Retour sur le Festival Zoom Photo en Couserans  à Seix (Ariège) – 12 au 14/05/23

Juste rentré d’une Belgique pluvieuse, débarqué du train dans la pluie de Toulouse, vite chercher le flyer de ce festival ZOOM PHOTO EN COUSERANS dont j’avais oublié les dates. C’est déjà mort pour le vernissage, alors le lendemain, rebelotte le train à 6h44-Matabiau, puis le car 452 à Boussens jusqu’à Seix où j’arrive – dans la pluie – juste à temps pour la table ronde dans la grande salle du château.

Faut se mouiller parfois quand on désire fort quelque chose ou quelqu’un. On est plus attentif à la qualité de la rencontre : prêt à s’exposer dans l’échange où, avec un peu de chance, l’autre n’attendait que ça. Magie.

L’équipe du festival a su réunir et installer les conditions qui favorisent ces rencontres singulières, entre imaginaires créatifs et territoires de caractère. On y retrouve sans surprise les membres de l’Asso Déclic, arpenteurs des chemins, des vallées, et des villages, exactement à leur place. L’association Autres Directions avec Le Bus – Espace Culturel, formidable outil à tisser une identité culturelle contemporaine pour une Ariège où tous les habitants se reconnaissent. Le Collectif Trigone : aiguillon avisé qui sait stimuler la curiosité dans la pratique photographique et greffer, organiser des animations qui dynamisent des événements comme celui-ci. D’autres structures appuient l’initiative de ces organisateurs : les programmateurs de l’ADECC, la Communauté de Communes Couserans-Pyrénées, et l’incontournable Espace Saint-Cyprien de Toulouse.

La table ronde Interaction.s : Photographes, Territoiress, et Habitant.e.s a tenté de disséquer le vecteur de la photographie comme instrument de rencontre. On a essentiellement entendu des photographes (mais où étaient les habitants??) témoigner de leur posture, de leur approche, de leurs expériences, tant dans la manière d’aborder un territoire – parfois inconnu (comprendre sa géographie, son histoire, sa dynamique, …) que dans le soin apporté à l’échange : qu’est-ce qu’on vient « prendre » et surtout qu’est-ce qu’on apporte à ce territoire, à ses habitants ?
Le contexte d’une « résidence photographique » – avec sa demande de restitution en fin de parcours, laisse plus ou moins de liberté aux photographes.
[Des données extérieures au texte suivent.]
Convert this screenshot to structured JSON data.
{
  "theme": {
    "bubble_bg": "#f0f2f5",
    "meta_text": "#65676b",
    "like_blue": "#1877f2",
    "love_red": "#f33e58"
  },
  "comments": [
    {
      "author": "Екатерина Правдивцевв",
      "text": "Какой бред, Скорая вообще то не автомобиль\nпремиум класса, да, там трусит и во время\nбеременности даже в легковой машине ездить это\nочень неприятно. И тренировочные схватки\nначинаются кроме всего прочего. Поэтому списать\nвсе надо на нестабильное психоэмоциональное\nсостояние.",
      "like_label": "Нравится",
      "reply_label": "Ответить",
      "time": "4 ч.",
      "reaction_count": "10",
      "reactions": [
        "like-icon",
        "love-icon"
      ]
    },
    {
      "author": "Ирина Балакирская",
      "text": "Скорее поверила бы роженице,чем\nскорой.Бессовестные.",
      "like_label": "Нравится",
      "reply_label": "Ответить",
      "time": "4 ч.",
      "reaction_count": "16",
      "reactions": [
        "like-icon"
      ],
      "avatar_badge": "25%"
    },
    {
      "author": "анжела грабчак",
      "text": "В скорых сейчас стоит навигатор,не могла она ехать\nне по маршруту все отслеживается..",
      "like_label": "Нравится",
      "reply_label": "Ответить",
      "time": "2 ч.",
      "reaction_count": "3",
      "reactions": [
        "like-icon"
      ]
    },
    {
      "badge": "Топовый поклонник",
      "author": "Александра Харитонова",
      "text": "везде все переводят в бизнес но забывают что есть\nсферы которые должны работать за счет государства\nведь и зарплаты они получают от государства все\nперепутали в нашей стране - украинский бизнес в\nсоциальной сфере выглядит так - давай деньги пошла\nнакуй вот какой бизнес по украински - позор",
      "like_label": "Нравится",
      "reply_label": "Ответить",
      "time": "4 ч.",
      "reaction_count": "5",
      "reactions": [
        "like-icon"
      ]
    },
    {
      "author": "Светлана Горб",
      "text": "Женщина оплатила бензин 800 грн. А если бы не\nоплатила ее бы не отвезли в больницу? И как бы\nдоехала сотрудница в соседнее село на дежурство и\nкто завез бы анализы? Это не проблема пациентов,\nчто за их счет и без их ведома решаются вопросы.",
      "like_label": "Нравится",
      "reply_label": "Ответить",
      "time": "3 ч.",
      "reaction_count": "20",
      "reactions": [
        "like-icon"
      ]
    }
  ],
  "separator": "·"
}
Dans tous les cas, l’enjeu est de permettre aux habitants de se reconnaître dans le regard de la / du photographe, qui les découvre et les respecte autant qu’elle / il les étonne. Dans tous les cas, la réussite de la rencontre dépendra de la personnalité de chacun, des deux côtés de l’objectif (dans les deux sens du terme).
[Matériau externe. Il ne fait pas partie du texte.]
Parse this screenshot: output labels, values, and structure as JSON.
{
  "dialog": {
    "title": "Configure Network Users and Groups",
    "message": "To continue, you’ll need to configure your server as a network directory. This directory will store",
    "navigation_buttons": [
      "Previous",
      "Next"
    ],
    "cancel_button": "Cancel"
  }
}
Lever d’entrée l’appareil photo sous le nez de son interlocuteur, c’est sûr que ça ne va pas le faire.
Des fois, on repart sans la photo, mais tout de même avec l’histoire de la rencontre réussie. C’est Anne Desplantez qui parle (Association Déclic).

photo FIFV

On n’embrasse pas une femme en lui sautant dessus me confie plus tard Rodrigo Gomez Rovira. Ce gars est immense. Un colosse en photographie. Un regardeur capable de déclencher autant pour la photo – si elle se présente, que par affection pour son sujet, j’en suis sûr. Dans les salles du château de Seix, une large exposition des images de ce Chilien, un temps réfugié en France réfugié en France – dictature oblige, mêle des photos de son pays natal, où il réside désormais, à celles saisies dans le Couserans au gré d’une résidence et de vadrouilles toutes personnelles. Directeur du Festival International de Valparaiso, Rodrigo a également publié plusieurs livres. Celui que j’ai emporté, Registre des Voyageurs, offre une incroyable palette graphique qui harmonise ses photographies et les aquarelles d’Anamaria Briede dans une texture de noirs et blancs d’une sensualité qui appelle le toucher. La réalisation de l’objet livre (ou cahier) est un projet éditorial d’une rare audace mais qui colle on ne peut mieux à l’identité de Rodrigo. Bravo à Filigranes Editions, à Patrick Le Bescont pour la réalisation graphique.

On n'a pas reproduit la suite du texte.